La tartine

Le temps des crises

Guillaume Lejeune · Animateur philo au CAL/Charleroi

Mise en ligne le 15 juin 2022

Les crises à répétition signeraient-elles le destin de notre société ? C’est du moins ce qu’il semblerait si l’on s’en réfère à l’actualité : crise sanitaire, crise politique, crise de confiance, crise entre des États, entre les valeurs ou visions du monde. Cette succession de crises multiples est-elle toutefois un phénomène nouveau ? N’y a-t-il pas une certaine périodicité de celles-ci qui serait liée au fait qu’un système ait fait son temps ?

Illustrations : Julien Kremer

Si une crise peut signifier un état passager qu’une société se doit de traverser pour évoluer (un peu comme la crise de l’adolescence), une crise peut aussi, si elle n’est pas résolue, signifier le début de l’effondrement d’une société. Les exemples sont multiples et tiennent à différents facteurs. Jared Diamond, dans son célèbre essai, qui vise à prévenir l’effondrement possible de notre civilisation en étudiant les causes de disparition des sociétés passées, en décompte cinq : des dommages environnementaux, un changement climatique, des voisins hostiles, des rapports de dépendance avec des partenaires commerciaux et, enfin, les réponses apportées par une société à ces problèmes1.

Une crise en soi n’a donc rien d’extraordinaire, mais il n’en reste pas moins que, faute d’être traitée correctement, elle peut signifier le terme d’une société.

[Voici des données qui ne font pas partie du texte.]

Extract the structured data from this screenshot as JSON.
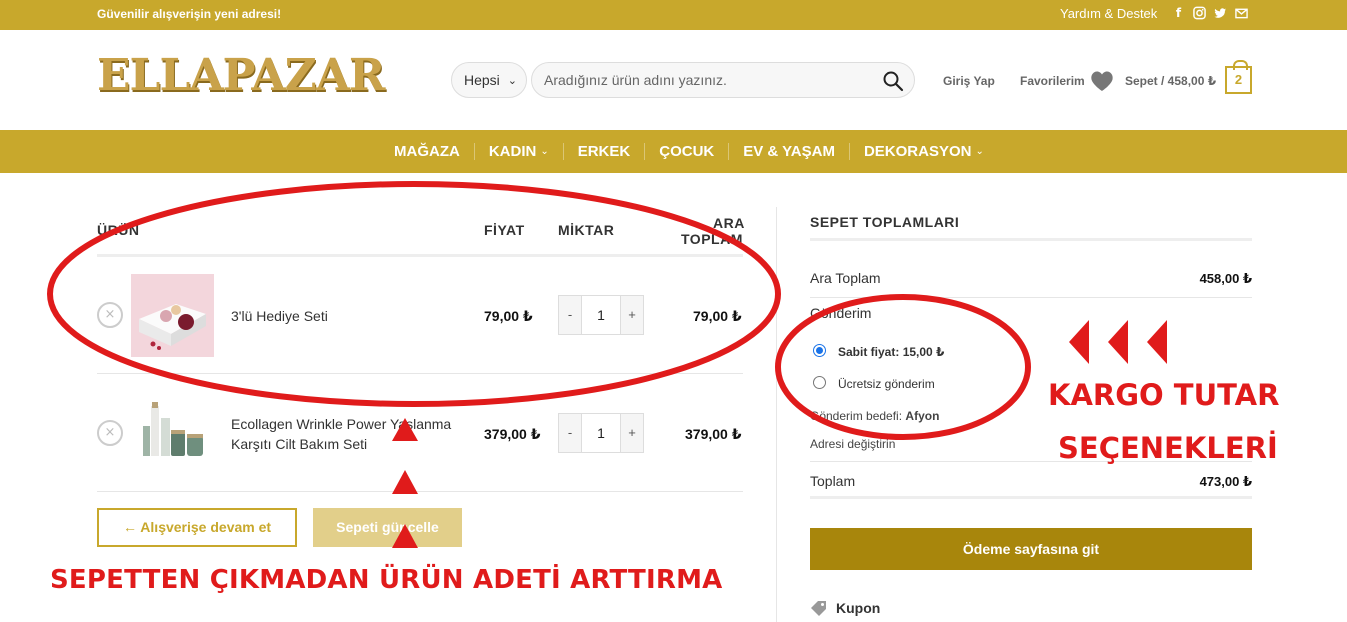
{
  "topbar": {
    "tagline": "Güvenilir alışverişin yeni adresi!",
    "help": "Yardım & Destek",
    "social": [
      "facebook-icon",
      "instagram-icon",
      "twitter-icon",
      "mail-icon"
    ]
  },
  "header": {
    "logo": "ELLAPAZAR",
    "category_select": "Hepsi",
    "search_placeholder": "Aradığınız ürün adını yazınız.",
    "login": "Giriş Yap",
    "favorites": "Favorilerim",
    "cart": "Sepet / 458,00 ₺",
    "cart_count": "2"
  },
  "nav": {
    "items": [
      {
        "label": "MAĞAZA",
        "dropdown": false
      },
      {
        "label": "KADIN",
        "dropdown": true
      },
      {
        "label": "ERKEK",
        "dropdown": false
      },
      {
        "label": "ÇOCUK",
        "dropdown": false
      },
      {
        "label": "EV & YAŞAM",
        "dropdown": false
      },
      {
        "label": "DEKORASYON",
        "dropdown": true
      }
    ]
  },
  "cart": {
    "columns": {
      "product": "ÜRÜN",
      "price": "FİYAT",
      "quantity": "MİKTAR",
      "subtotal_1": "ARA",
      "subtotal_2": "TOPLAM"
    },
    "items": [
      {
        "name_1": "3'lü Hediye Seti",
        "name_2": "",
        "price": "79,00 ₺",
        "qty": "1",
        "subtotal": "79,00 ₺"
      },
      {
        "name_1": "Ecollagen Wrinkle Power Yaşlanma",
        "name_2": "Karşıtı Cilt Bakım Seti",
        "price": "379,00 ₺",
        "qty": "1",
        "subtotal": "379,00 ₺"
      }
    ],
    "minus": "-",
    "plus": "+",
    "remove": "×",
    "continue_button": "← Alışverişe devam et",
    "update_button": "Sepeti güncelle"
  },
  "totals": {
    "heading": "SEPET TOPLAMLARI",
    "subtotal_label": "Ara Toplam",
    "subtotal_value": "458,00 ₺",
    "shipping_label": "Gönderim",
    "option_fixed_label": "Sabit fiyat:",
    "option_fixed_value": "15,00 ₺",
    "option_free": "Ücretsiz gönderim",
    "ship_to_label": "Gönderim bedefi:",
    "ship_to_value": "Afyon",
    "change_address": "Adresi değiştirin",
    "total_label": "Toplam",
    "total_value": "473,00 ₺",
    "checkout_button": "Ödeme sayfasına git",
    "coupon": "Kupon"
  },
  "annotations": {
    "shipping_note_1": "KARGO TUTAR",
    "shipping_note_2": "SEÇENEKLERİ",
    "quantity_note": "SEPETTEN ÇIKMADAN ÜRÜN ADETİ ARTTIRMA",
    "color": "#e01b1b"
  },
  "colors": {
    "brand": "#c8a82c",
    "checkout": "#a8860c",
    "update_disabled": "#e2cf8a"
  }
}
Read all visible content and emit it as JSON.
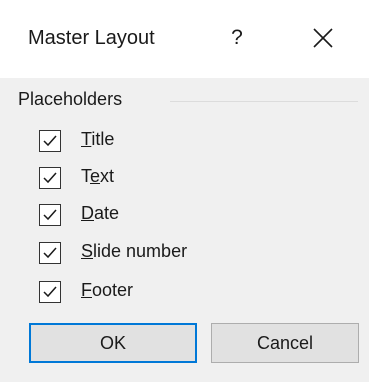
{
  "dialog": {
    "title": "Master Layout",
    "help_label": "?"
  },
  "group": {
    "label": "Placeholders"
  },
  "checkboxes": [
    {
      "key": "",
      "first": "",
      "mnemonic": "T",
      "rest": "itle",
      "checked": true
    },
    {
      "key": "",
      "first": "T",
      "mnemonic": "e",
      "rest": "xt",
      "checked": true
    },
    {
      "key": "",
      "first": "",
      "mnemonic": "D",
      "rest": "ate",
      "checked": true
    },
    {
      "key": "",
      "first": "",
      "mnemonic": "S",
      "rest": "lide number",
      "checked": true
    },
    {
      "key": "",
      "first": "",
      "mnemonic": "F",
      "rest": "ooter",
      "checked": true
    }
  ],
  "buttons": {
    "ok_label": "OK",
    "cancel_label": "Cancel"
  },
  "colors": {
    "default_button_border": "#0078d7",
    "dialog_background": "#f0f0f0",
    "titlebar_background": "#ffffff"
  },
  "icons": {
    "close": "close-icon",
    "check": "checkmark-icon"
  }
}
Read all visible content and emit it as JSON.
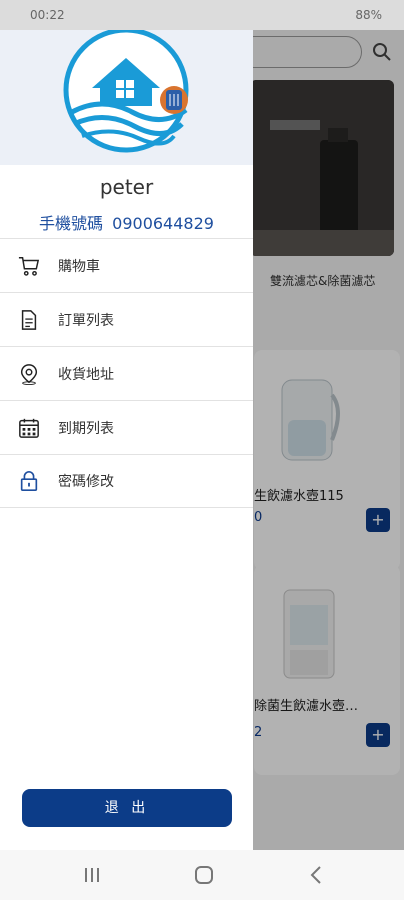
{
  "status_bar": {
    "time": "00:22",
    "battery": "88%"
  },
  "background": {
    "banner_caption": "雙流濾芯&除菌濾芯",
    "products": [
      {
        "title": "生飲濾水壺115",
        "price": "0",
        "add": "+"
      },
      {
        "title": "除菌生飲濾水壺…",
        "price": "2",
        "add": "+"
      }
    ]
  },
  "drawer": {
    "username": "peter",
    "phone_label": "手機號碼",
    "phone_number": "0900644829",
    "menu": [
      {
        "label": "購物車",
        "icon": "cart-icon"
      },
      {
        "label": "訂單列表",
        "icon": "document-icon"
      },
      {
        "label": "收貨地址",
        "icon": "location-pin-icon"
      },
      {
        "label": "到期列表",
        "icon": "calendar-icon"
      },
      {
        "label": "密碼修改",
        "icon": "lock-icon"
      }
    ],
    "logout_label": "退 出"
  },
  "colors": {
    "accent": "#0c3c88",
    "phone_text": "#1f4f9f",
    "logo_blue": "#1a9bd7"
  }
}
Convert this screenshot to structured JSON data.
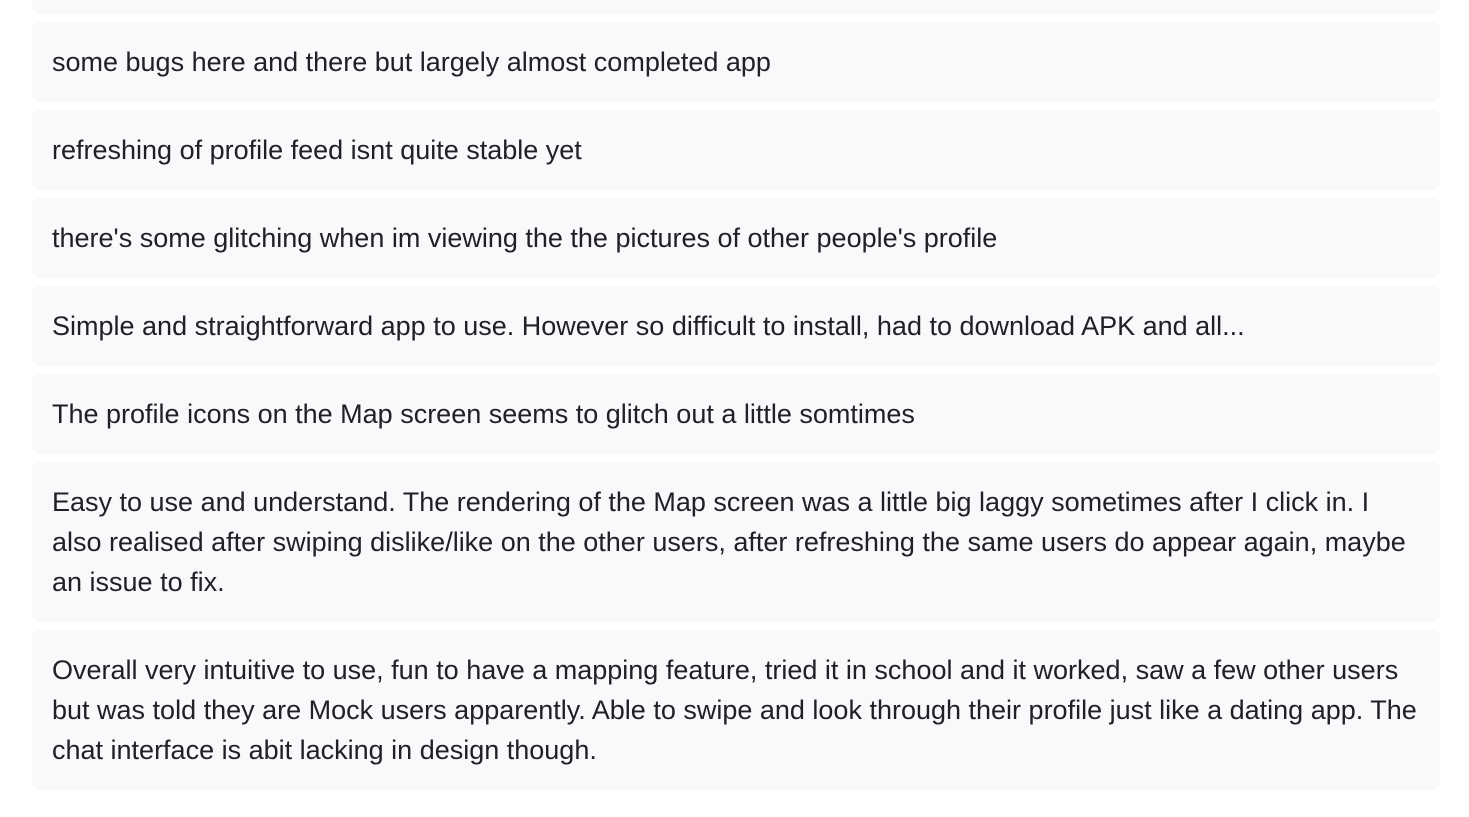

La crise hésite entre la chrysalide du changement et les chrysanthèmes de la fin. Or étant donné que notre monde est globalisé, l’issue des crises engage ni plus ni moins le futur de l’humanité.

Des apparences de solution

La façon dont on va répondre à la crise nous paraît particulièrement importante. Pour en sortir, il faut mettre en œuvre des solutions, mais si celles-ci ne sont pas suffisamment pensées, on quitte une crise pour entrer dans une autre.

Certaines solutions apparentes déplacent les problèmes plus qu’elles ne les règlent. C’est en se donnant l’air de faire face à la crise climatique par une taxation du prix du carburant à la pompe que Macron a provoqué une crise de confiance massive de la population qu’une telle mesure aurait précarisée davantage. La réponse inadéquate en matière de justice sociale à la crise environnementale a déclenché la vague des Gilets jaunes.

Comment comprendre cette succession de crises ? Notre hypothèse est la suivante : du fait de l’accélération à laquelle nos sociétés sont confrontées, les décideurs politiques ne se donnent pas le temps de prendre la juste mesure d’une crise. Le progrès technique et la croissance économique font que le rythme de nos sociétés a évolué à un point tel qu’en l’espace d’une génération la condition humaine change de façon palpable. Il semblerait que nous soyons forcés de nous adapter non plus à monde naturel relativement stable, mais à un milieu social reconfiguré par une technique en perpétuelle évolution – ce qui rend d’ailleurs le monde naturel de plus en plus instable.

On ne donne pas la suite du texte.